Perhaps Mehta’s most compelling argument is this: ‘’Should scarce state capacity and public resources be invested to design regulatory intervention on an issue on which the industry is already making a lot of progress?”
Has a proper cost-benefit analysis been done?
When third party services are available, which do much the same thing for free, is an egregious intervention of the state quite what is required at this moment, especially if any government mandate will involve additional costs for an industry not yet recovered from the huge upfront spectrum cost it has had to incur, to roll out 5G?

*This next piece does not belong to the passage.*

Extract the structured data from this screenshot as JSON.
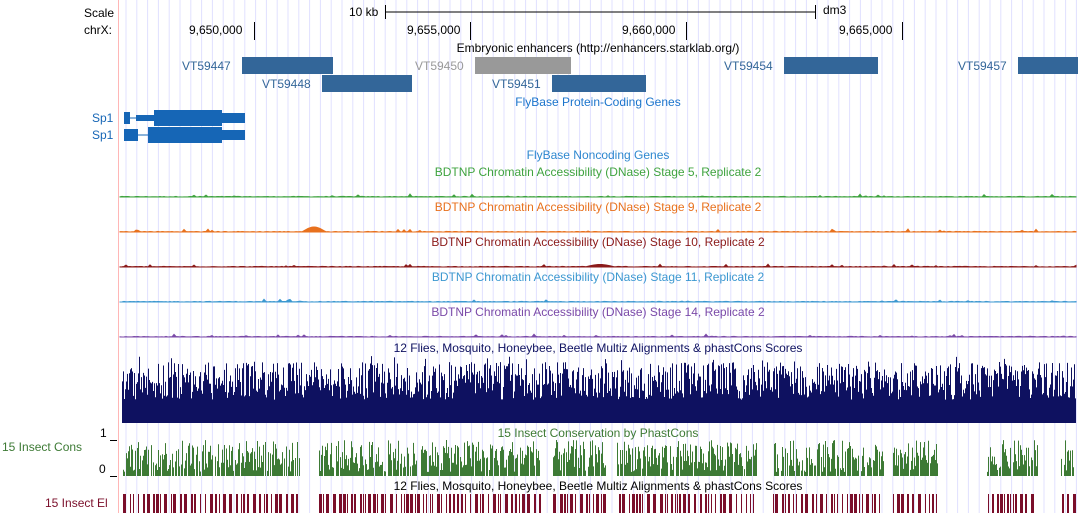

A devil’s advocate might argue that when we acquired a land line telephone connection, our name and address appeared by default in the printed telephone directory (now a thing of the past).
Did anyone raise privacy concerns? If you — a cinema star or similar celebrity — wanted your telephone number to be ex-directory, you had to pay extra for the privilege.
But privacy has evolved as a concept over two decades. Today, when I fill in the Customer Acquisition Form when buying a mobile SIM, I provide a host of KYC or Know your Customer inputs, my name, aadhaar number, residential address… but I authorized no one to use this information as a database to be shared with thousands of other service providers and commercial interests, without my consent.
Admittedly what TRAI has done is to float a balloon on instructions of the Telecom Ministry and watch which way the winds of public opinion and stakeholder concerns take it.
But till we have more compelling reasons to justify an intervention that on the face of it, leaves many procedural and privacy issues, unaddressed, the move to tell every phone user, not just the number but the name of the caller, without checking on the wishes of caller or called, looks very much like a solution in search of a problem.
Anand Parthasarathy is managing director at Online India Tech Pvt Ltd and a veteran IT journalist who has written about the Indian technology landscape for more than 15 years for The Hindu.